Is Digong Duterte losing it? Featured

Is Digong Duterte losing it? Photo: Inquirer News

This is not to insult the fans and followers of President Rodrigo ‘Digong’ Duterte, -- I am sure there are still a handful of them out there – but we really have to now ask, Is he still of sound mind?
From his latest words and actions, it would seem that the country’s chief executive is losing it. Literally, losing it.
He appears almost clueless as to what is happening in Marawi now. Mr. Duterte must be reminded that he is also commander in chief of the Armed Forces of the Philippines. His claim that he was not aware that US troops had joined the AFP in ending the crisis in Marawi is mind boggling.
He has also said in various occasions that the NPA and Nur Misuari’s MNLF should join the fray, then backtracked by saying that the underground Left should not have a part in the government’s efforts to wipe out the Maute group, which remains in control of some parts of Marawi as of this writing.
Recall that the president said the Marawi “incident” would be over by May 31 and that the Maute group was little more than a nuisance, a ragtag band that had been created by a group of drug dealers.
Not true, of course. The ISIS-linked Maute group has proven itself to be a major thorn on the side of the AFP, and driving them out of Marawi could take a few more weeks, perhaps months.
Yes, Mr. Duterte has paid tribute to the AFP’s men who have fallen in the ongoing battle for the city. He has attended their wakes and promised to help their families. This is all well and good, and is part of the job of the president. He must not only condole with the country’s fallen heroes, he must be seen by the people to be doing so.
Being commander in chief involves so much more than public perceptions though. To admit that he was not aware that foreign troops were actively engaged in the battle against homegrown terrorists means that he is no longer totally in charge of his mental facilities.
That the Marawi attack happened at all indicates that there was a failure of the intelligence community to keep tabs on what was already a known terrorist organization that was active in the area.
In the private sector, when a chief executive officer is no longer able to perform the task of running the company, the course of action to be taken is obvious. That CEO is asked to resign, or is relieved of his post if he fails to admit that he is no longer able to run the company.
Digong Duterte’s absence during this week’s Independence Day rites is yet another reason to believe that he is no longer fit for office. The poor excuse that he was “not feeling well” is lame, at best, and was an outright lie, at worst.
All he needed to do was to wake up early, head for Rizal Park, and give a short speech. He was not being asked to deliver a Gettysburg address. It was nothing more than a photo op to show the people that their president is alive and well and in control.
One day after he missed that very important event, Malacanang had the temerity to announce that the president was in excellent health and only needed some rest.
Already, there is talk that Mr. Duterte should simply be allowed to play the role of president by cutting ribbons and showing up at public events on a regular basis, while letting his Cabinet run the country as some kind of cabal whose only goal is to stay in power until the end of the president’s term.

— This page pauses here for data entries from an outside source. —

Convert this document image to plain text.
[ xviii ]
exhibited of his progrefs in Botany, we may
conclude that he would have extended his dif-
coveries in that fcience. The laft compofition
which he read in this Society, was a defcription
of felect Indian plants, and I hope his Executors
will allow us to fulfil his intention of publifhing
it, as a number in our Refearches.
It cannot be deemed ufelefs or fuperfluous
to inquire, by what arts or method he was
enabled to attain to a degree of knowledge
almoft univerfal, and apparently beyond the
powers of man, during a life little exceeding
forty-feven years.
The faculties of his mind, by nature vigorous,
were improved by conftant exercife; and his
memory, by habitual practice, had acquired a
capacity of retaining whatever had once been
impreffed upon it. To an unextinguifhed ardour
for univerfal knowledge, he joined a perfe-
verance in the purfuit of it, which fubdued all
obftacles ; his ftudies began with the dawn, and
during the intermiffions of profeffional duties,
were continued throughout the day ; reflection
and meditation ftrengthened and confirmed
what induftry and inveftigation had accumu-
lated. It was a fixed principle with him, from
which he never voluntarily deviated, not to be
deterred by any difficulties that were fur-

This same cabal has already gotten used to disseminating false news and getting away with it.
As the latest proof, so-called Justice Secretary Vitaliano Aguirre showed “evidence” that opposition senators were behind the Marawi attack by displaying an old picture of those lawmakers having lunch. After his falsehood was exposed, Aguirre was not even man enough to admit his mistake.
Meanwhile, the Palace’s spin doctors announced that the injustice sec was doing a terrific job and had the full confidence of the president.

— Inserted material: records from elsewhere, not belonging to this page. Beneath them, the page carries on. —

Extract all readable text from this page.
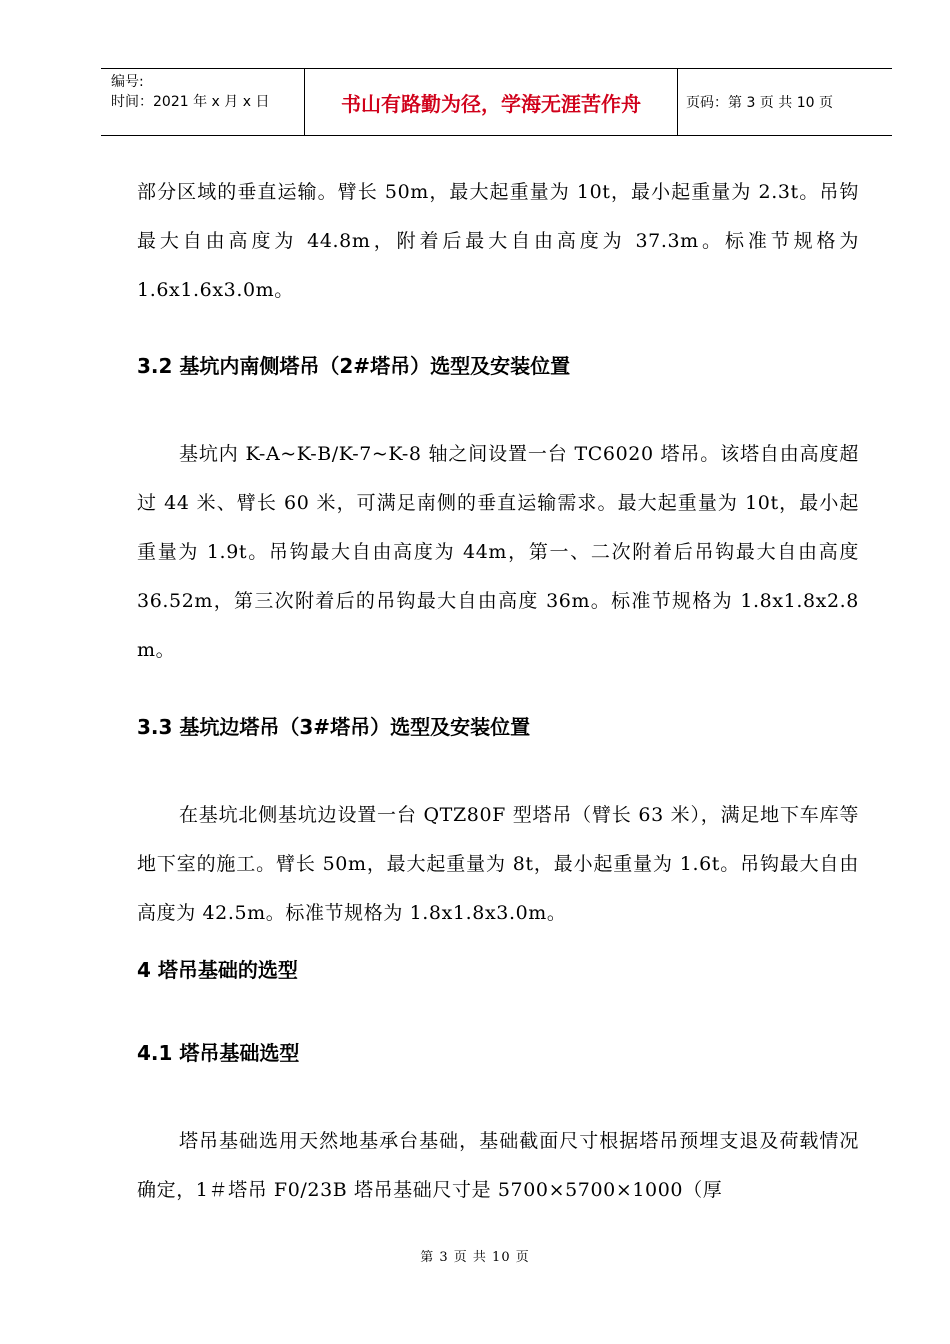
编号:
时间：2021 年 x 月 x 日	书山有路勤为径，学海无涯苦作舟	页码：第 3 页 共 10 页
部分区域的垂直运输。臂长 50m，最大起重量为 10t，最小起重量为 2.3t。吊钩最大自由高度为 44.8m，附着后最大自由高度为 37.3m。标准节规格为 1.6x1.6x3.0m。
3.2 基坑内南侧塔吊（2#塔吊）选型及安装位置
基坑内 K-A~K-B/K-7~K-8 轴之间设置一台 TC6020 塔吊。该塔自由高度超过 44 米、臂长 60 米，可满足南侧的垂直运输需求。最大起重量为 10t，最小起重量为 1.9t。吊钩最大自由高度为 44m，第一、二次附着后吊钩最大自由高度 36.52m，第三次附着后的吊钩最大自由高度 36m。标准节规格为 1.8x1.8x2.8 m。
3.3 基坑边塔吊（3#塔吊）选型及安装位置
在基坑北侧基坑边设置一台 QTZ80F 型塔吊（臂长 63 米），满足地下车库等地下室的施工。臂长 50m，最大起重量为 8t，最小起重量为 1.6t。吊钩最大自由高度为 42.5m。标准节规格为 1.8x1.8x3.0m。
4 塔吊基础的选型
4.1 塔吊基础选型
塔吊基础选用天然地基承台基础，基础截面尺寸根据塔吊预埋支退及荷载情况确定，1＃塔吊 F0/23B 塔吊基础尺寸是 5700×5700×1000（厚
第 3 页 共 10 页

For ordinary citizens, it can be downright scary to see a president losing control, all the while surrounded by yes men and sycophants telling him – and us – that all is well and good.
This is what it was like during dictator Ferdinand Marcos’s waning years of misrule. A sick man is the head of state and he is now lost.
Why we are back to this sorry state is difficult to fathom. But this is exactly where we are.